NVMe-oF RDMA

RDMA transport requires an RDMA-capable NIC with its corresponding OFED (OpenFabrics Enterprise Distribution) software package. Before starting the NVMe-oF target with the RDMA transport, you should load the InfiniBand and RDMA modules that allow user space processes to use InfiniBand/RDMA directly. Here is a list of kernel modules that may be required: ib_cm, ib_core, ib_ucm (for older kernel versions), ib_umad, ib_uverbs, iw_cm, rdma_cm, rdma_ucm. You need to detect RDMA-compatible NICs and assign them IP addresses. You may also need to install NIC-specific kernel modules like mlx5_core, mlx5_ib.
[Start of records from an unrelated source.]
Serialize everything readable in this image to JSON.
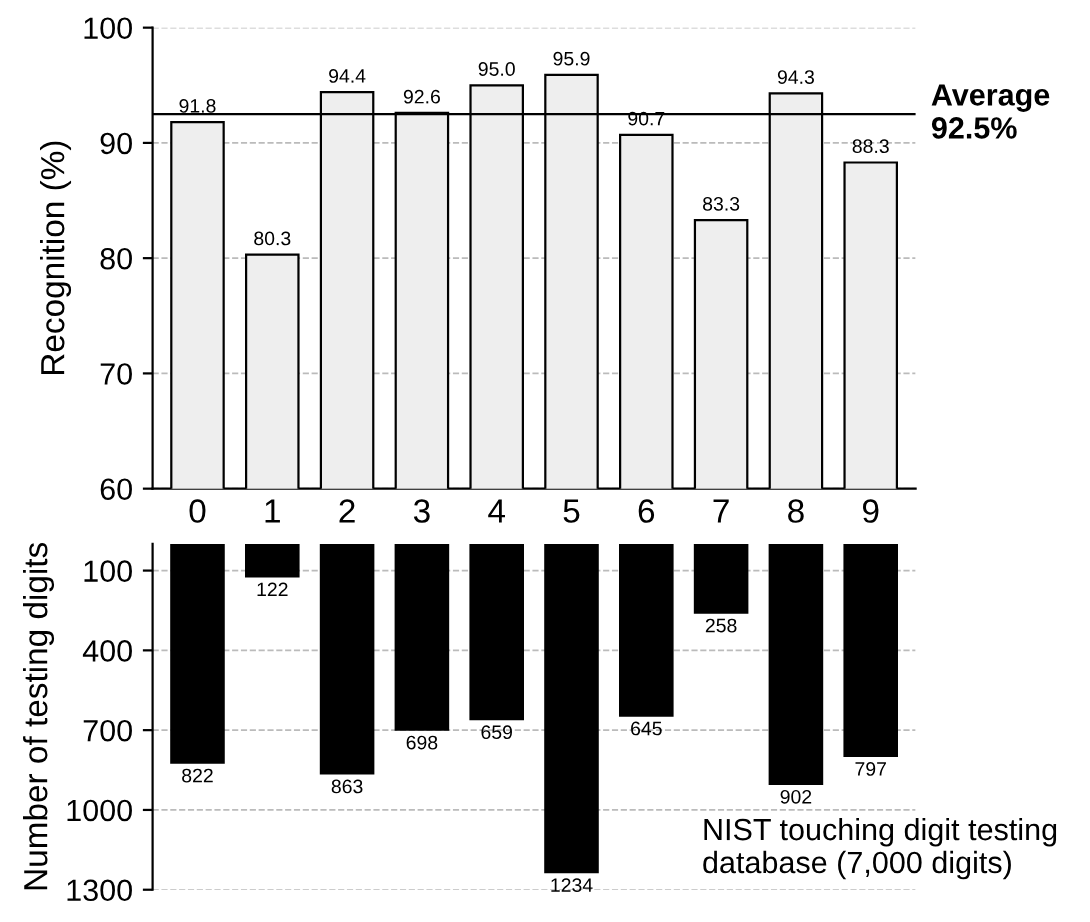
{
  "chart_data": [
    {
      "type": "bar",
      "ylabel": "Recognition (%)",
      "categories": [
        "0",
        "1",
        "2",
        "3",
        "4",
        "5",
        "6",
        "7",
        "8",
        "9"
      ],
      "series": [
        {
          "color": "#eeeeee",
          "values": [
            91.8,
            80.3,
            94.4,
            92.6,
            95.0,
            95.9,
            90.7,
            83.3,
            94.3,
            88.3
          ]
        }
      ],
      "value_labels": [
        "91.8",
        "80.3",
        "94.4",
        "92.6",
        "95.0",
        "95.9",
        "90.7",
        "83.3",
        "94.3",
        "88.3"
      ],
      "ylim": [
        60,
        100
      ],
      "yticks": [
        60,
        70,
        80,
        90,
        100
      ],
      "grid": "y",
      "ref_lines": [
        {
          "axis": "y",
          "value": 92.5,
          "label": "Average\n92.5%",
          "color": "#000000"
        }
      ]
    },
    {
      "type": "bar",
      "ylabel": "Number of testing digits",
      "categories": [
        null,
        null,
        null,
        null,
        null,
        null,
        null,
        null,
        null,
        null
      ],
      "series": [
        {
          "color": "#000000",
          "values": [
            822,
            122,
            863,
            698,
            659,
            1234,
            645,
            258,
            902,
            797
          ]
        }
      ],
      "data_labels": true,
      "ylim": [
        1300,
        0
      ],
      "yticks": [
        100,
        400,
        700,
        1000,
        1300
      ],
      "grid": "y",
      "tick_labels": "y",
      "annotations": [
        "NIST touching digit testing\ndatabase (7,000 digits)"
      ]
    }
  ]
}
RDMA NICs impose a limit on the number of memory regions that can be registered. The xiRAID Opus engine may begin to fail in allocating more directly accessed memory (DMA) when this limit is reached. This issue is most likely to arise when there are too many 2MB hugepages reserved at runtime. One common memory bottleneck is the number of NIC memory regions, with some NICs having a maximum limit of 2048 memory regions. This effectively sets a 4GB memory limit with 2MB hugepages for the total memory regions. Using pre-reserved 1GB hugepages memory can help overcome this limitation.

Another known issue arises when using the E810 NICs in RoCE mode. Specifically, the NVMe-oF target may encounter difficulty in destroying a qpair due to unflushed posted work requests. This can result in the NVMe-oF target being unable to terminate cleanly.

Similar to TCP the RDMA target can be configured by the following commands:

xnr_cli nvmf transport create --trtype RDMA 
xnr_cli nvmf subsystem create --nqn nqn.2018-09.io.xinnor:node1 --serial-number XNR00001 --model-number 'Xinnor Raid' --allow-any-host 
xnr_cli nvmf listener add --nqn nqn.2018-09.io.xinnor:node1 --trtype rdma --adrfam ipv4 --traddr 10.10.10.10 --trsvcid 4420 
xnr_cli nvmf namespace add --nqn nqn.2018-09.io.xinnor:node1 --bdev xnraid

Then the RAID block device can be connected by an initiator

sudo modprobe nvme-fabrics nvme-rdma 
sudo nvme discover -t rdma -a 10.10.10.10 -s 4420 
sudo nvme connect -t rdma -a 10.10.10.10 -s 4420 -n nqn.2018-09.io.xinnor:node1

The RDMA connection can require additional configuration at the target or initiator side or at the switch.